Em outubro de 2020, o IBGE apontava que em torno 5,5 milhões de crianças e adolescentes, entre 6 e 17 anos, não haviam tido acesso a atividades escolares ao longo do ano.
Como não poderia deixar de ser, o TCE-MS associou-se prontamente à campanha 'Fora da Escola Não Pode' que, idealizada pelo Fundo das Nações Unidas Para a Infância (Unicef) e assumida no Brasil por diversas instituições, busca mobilizar gestores nos diferentes níveis de governo para enfrentar a exclusão e a chamada 'cultura do fracasso escolar' na educação básica.
A campanha institucional busca articular uma resposta, ao mesmo tempo urgente e duradoura, para o imenso desafio representado pelo agravamento dos índices de abandono – quando o aluno deixa a escola, mas volta no ano seguinte – e evasão – quando não volta mais ao sistema de ensino – escolar no Brasil.
A pandemia de covid-19 'apenas' deu cores dramáticas a um cenário que já era muito preocupante, com reprovação, abandono, evasão e distorção entre idade e série escolar, muito acima da média de países com indicadores socioeconômicos similares aos nossos.
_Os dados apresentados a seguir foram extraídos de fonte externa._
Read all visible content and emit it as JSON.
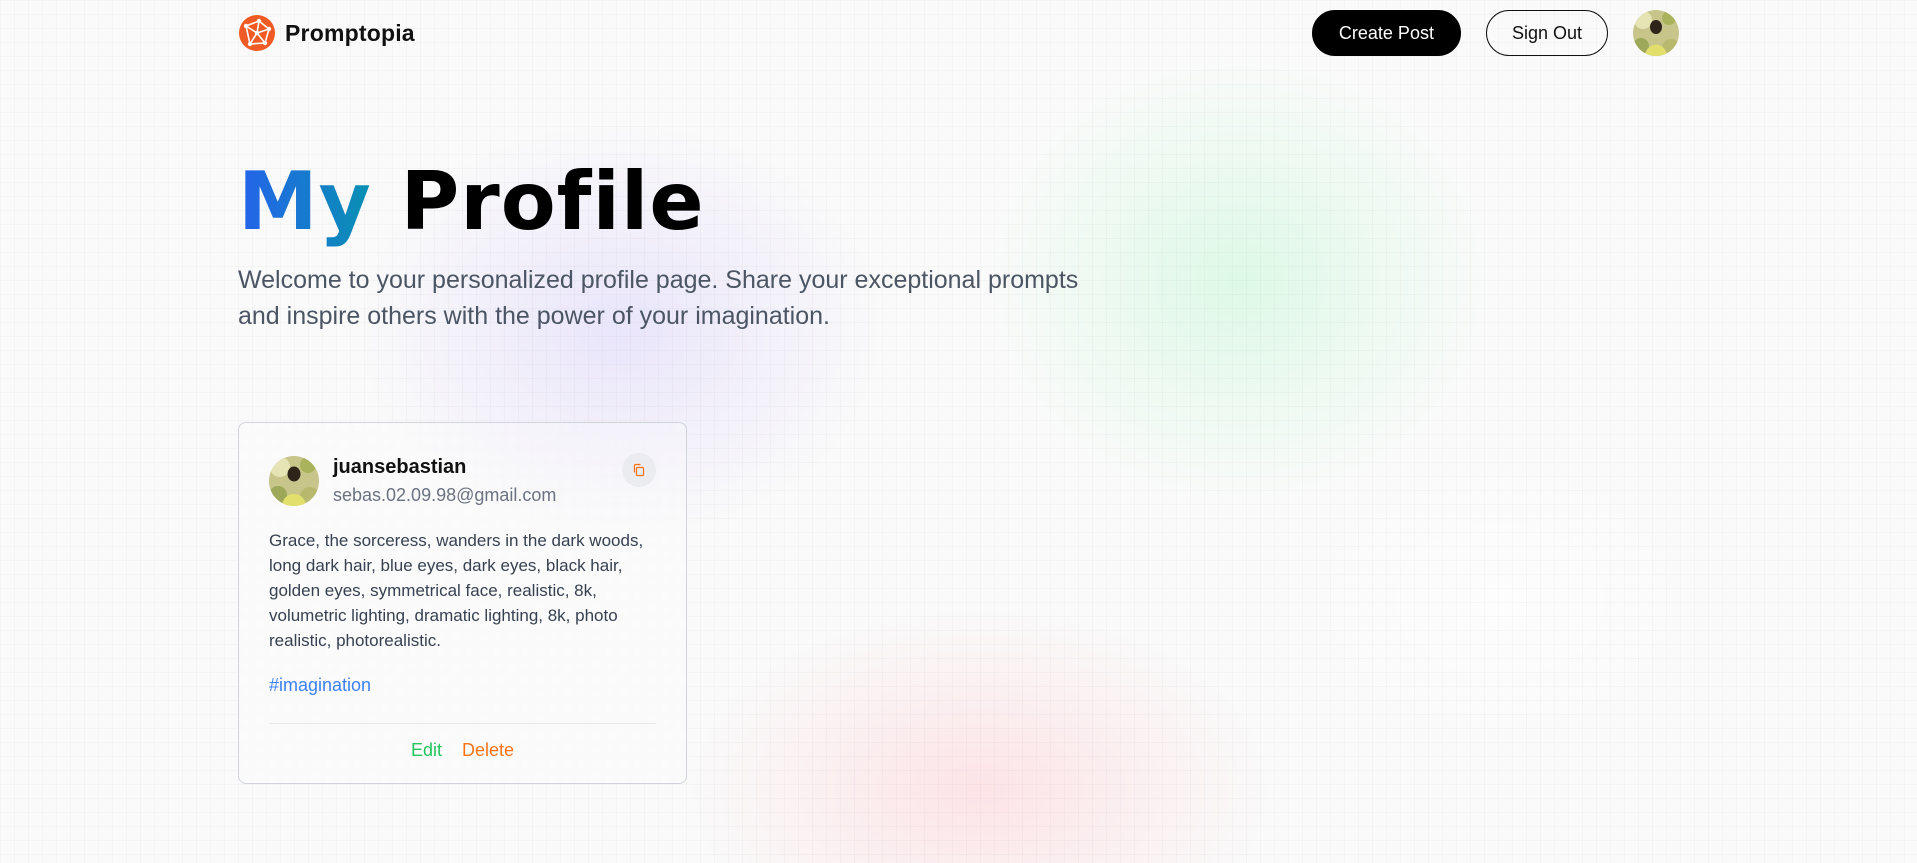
{
  "nav": {
    "brand_name": "Promptopia",
    "create_post_label": "Create Post",
    "sign_out_label": "Sign Out"
  },
  "header": {
    "title_accent": "My",
    "title_rest": "Profile",
    "description": "Welcome to your personalized profile page. Share your exceptional prompts and inspire others with the power of your imagination."
  },
  "prompt_card": {
    "username": "juansebastian",
    "email": "sebas.02.09.98@gmail.com",
    "prompt": "Grace, the sorceress, wanders in the dark woods, long dark hair, blue eyes, dark eyes, black hair, golden eyes, symmetrical face, realistic, 8k, volumetric lighting, dramatic lighting, 8k, photo realistic, photorealistic.",
    "tag": "#imagination",
    "edit_label": "Edit",
    "delete_label": "Delete"
  },
  "icons": {
    "logo": "promptopia-logo-icon",
    "copy": "copy-icon"
  },
  "colors": {
    "title_gradient_start": "#2563eb",
    "title_gradient_end": "#0891b2",
    "logo": "#f05a24",
    "tag": "#3b82f6",
    "edit": "#22c55e",
    "delete": "#f97316"
  }
}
Com ela, as disparidades sociais se aprofundaram, com graves reflexos na educação.
Pesquisa do IBGE divulgada em outubro de 2020 apontava que em torno de 5,5 milhões de crianças e adolescentes, entre 6 e 17 anos, não haviam tido acesso a atividades escolares ao longo do ano. Nada menos que 1,38 milhão de alunos abandonaram a escola, ou seja 3,8% dos estudantes. Taxa que representa quase o dobro da média de 2019, que ficou em 2%, segundo a Pnad Contínua.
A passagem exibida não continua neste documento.